The knocking on the door stopped me from eating my first bite from my dish. Laura wasn't known for forgetting anything; she wouldn't get out of the room before ending all of her tasks. She wants to reduce the time she spent with me as much as she can That's why she is so professional in her job; I guess everyone has their first time making mistakes.
"come in"
I said that as I picked up the wooden spoon and began to eat.

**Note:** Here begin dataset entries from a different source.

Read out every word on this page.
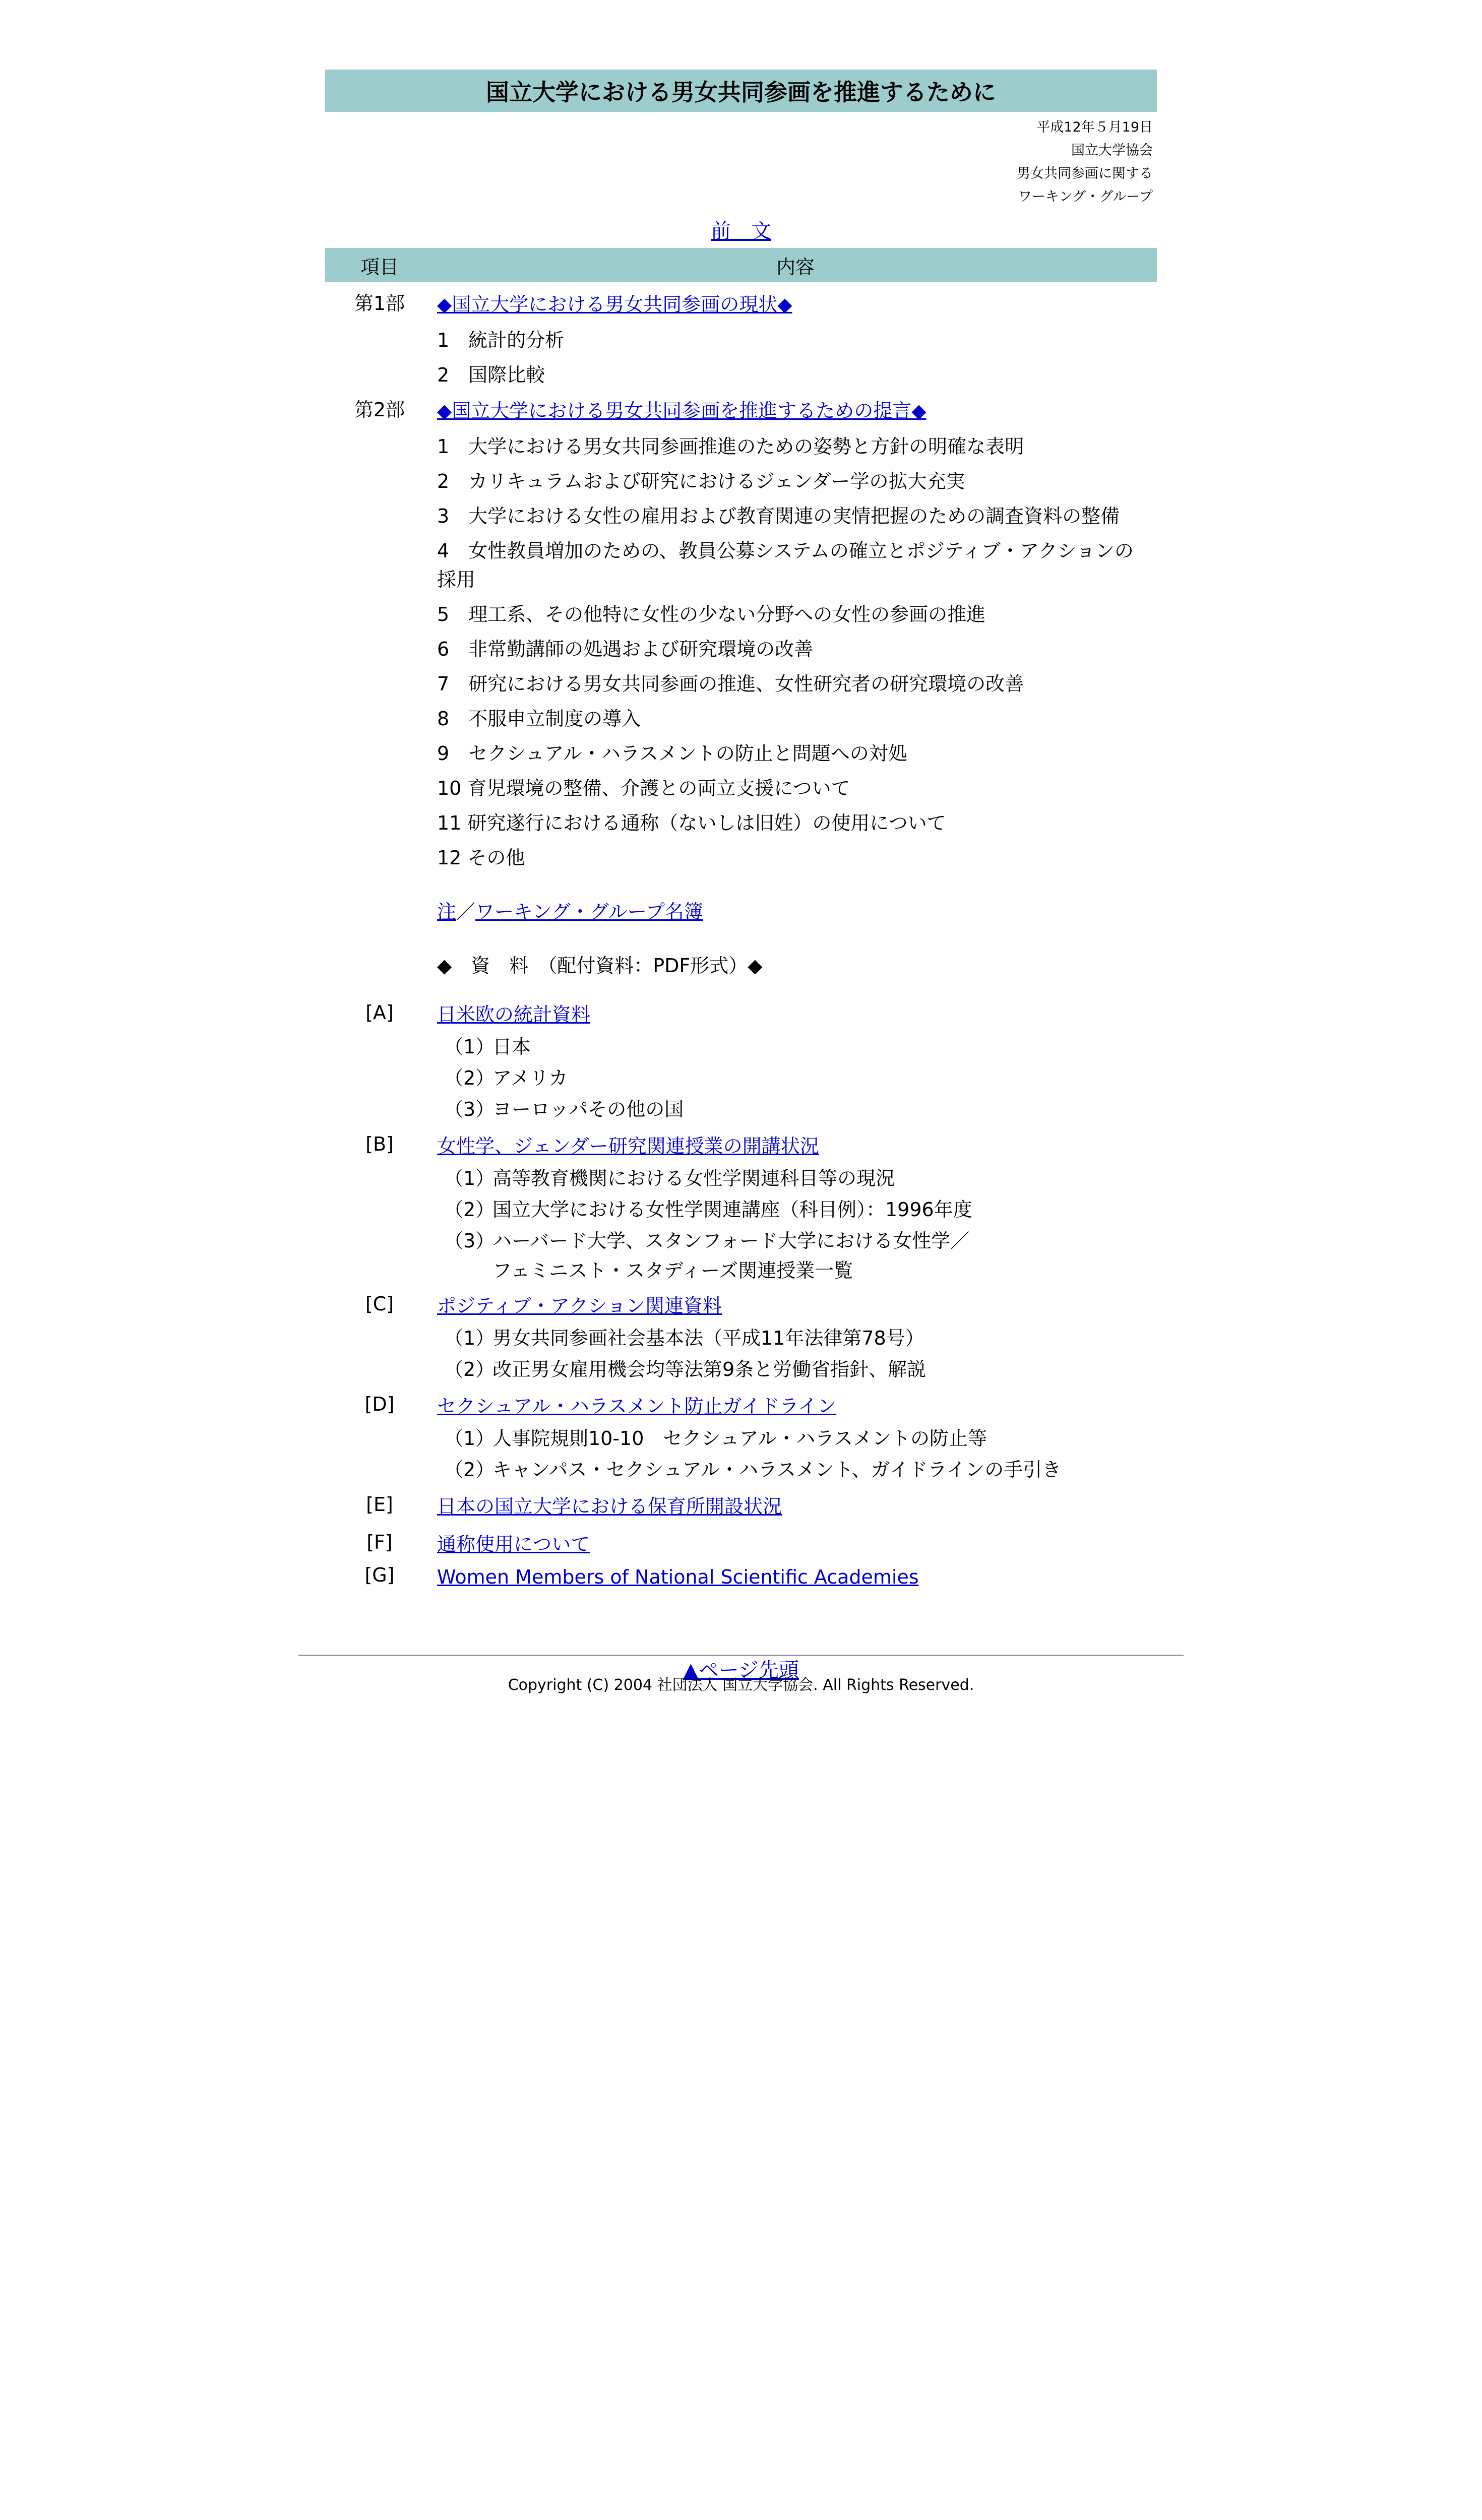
国立大学における男女共同参画を推進するために
平成12年５月19日
国立大学協会
男女共同参画に関する
ワーキング・グループ
前　文
項目	内容
第1部	◆国立大学における男女共同参画の現状◆
1　統計的分析
2　国際比較
第2部	◆国立大学における男女共同参画を推進するための提言◆
1　大学における男女共同参画推進のための姿勢と方針の明確な表明
2　カリキュラムおよび研究におけるジェンダー学の拡大充実
3　大学における女性の雇用および教育関連の実情把握のための調査資料の整備
4　女性教員増加のための、教員公募システムの確立とポジティブ・アクションの採用
5　理工系、その他特に女性の少ない分野への女性の参画の推進
6　非常勤講師の処遇および研究環境の改善
7　研究における男女共同参画の推進、女性研究者の研究環境の改善
8　不服申立制度の導入
9　セクシュアル・ハラスメントの防止と問題への対処
10 育児環境の整備、介護との両立支援について
11 研究遂行における通称（ないしは旧姓）の使用について
12 その他
注／ワーキング・グループ名簿
◆　資　料　（配付資料：PDF形式）◆
[A]	日米欧の統計資料
（1）日本
（2）アメリカ
（3）ヨーロッパその他の国
[B]	女性学、ジェンダー研究関連授業の開講状況
（1）高等教育機関における女性学関連科目等の現況
（2）国立大学における女性学関連講座（科目例）：1996年度
（3）ハーバード大学、スタンフォード大学における女性学／
フェミニスト・スタディーズ関連授業一覧
[C]	ポジティブ・アクション関連資料
（1）男女共同参画社会基本法（平成11年法律第78号）
（2）改正男女雇用機会均等法第9条と労働省指針、解説
[D]	セクシュアル・ハラスメント防止ガイドライン
（1）人事院規則10-10　セクシュアル・ハラスメントの防止等
（2）キャンパス・セクシュアル・ハラスメント、ガイドラインの手引き
[E]	日本の国立大学における保育所開設状況
[F]	通称使用について
[G]	Women Members of National Scientific Academies
▲ページ先頭
Copyright (C) 2004 社団法人 国立大学協会. All Rights Reserved.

I can hear the door opening slightly while sipping the soup; like always, it had the same salty taste with a little sweetness in the end. I don't like it, but I don't have the right to choose what to eat.
"Mr. Jrandreys"
I chocked at hearing that voice. I looked at the source and saw a girl in casual clothes, unlike the usual maid clothes she wears. Her hair was in a ponytail. She looked at him with a little reddishness in her face. Her hands are tightening its grip on her skirt. She is gathering her thoughts and is unsure of what to say.
Wait a second, I saw this same scene in a few stories I read before: wearing clothes different than usual, a red face, nervousness, and I can smell a hint of perfume coming from her too.
Yes, this is without a doubt a love confession.
So all these years, she was avoiding me because she was just embarrassed. Hmmm, I can't blame her; I have my father's genes after all. I don't like him not even a bit, but I should thank him for this face.
"What is it, Miura?"
The stories I've read in the past suggest that I should act as though I don't care and that I'm preoccupied. In order to apply what I had learned, I got up, went to pick up "The Adventures of Wanderer," the book I had previously thrown at the bed, and ignored Marian's presence as I began reading the trashy book that explained how warm Marian the kangaroo fur is.
Miura, let's see what you plan to do. I cast a sidelong glance at her from behind the book.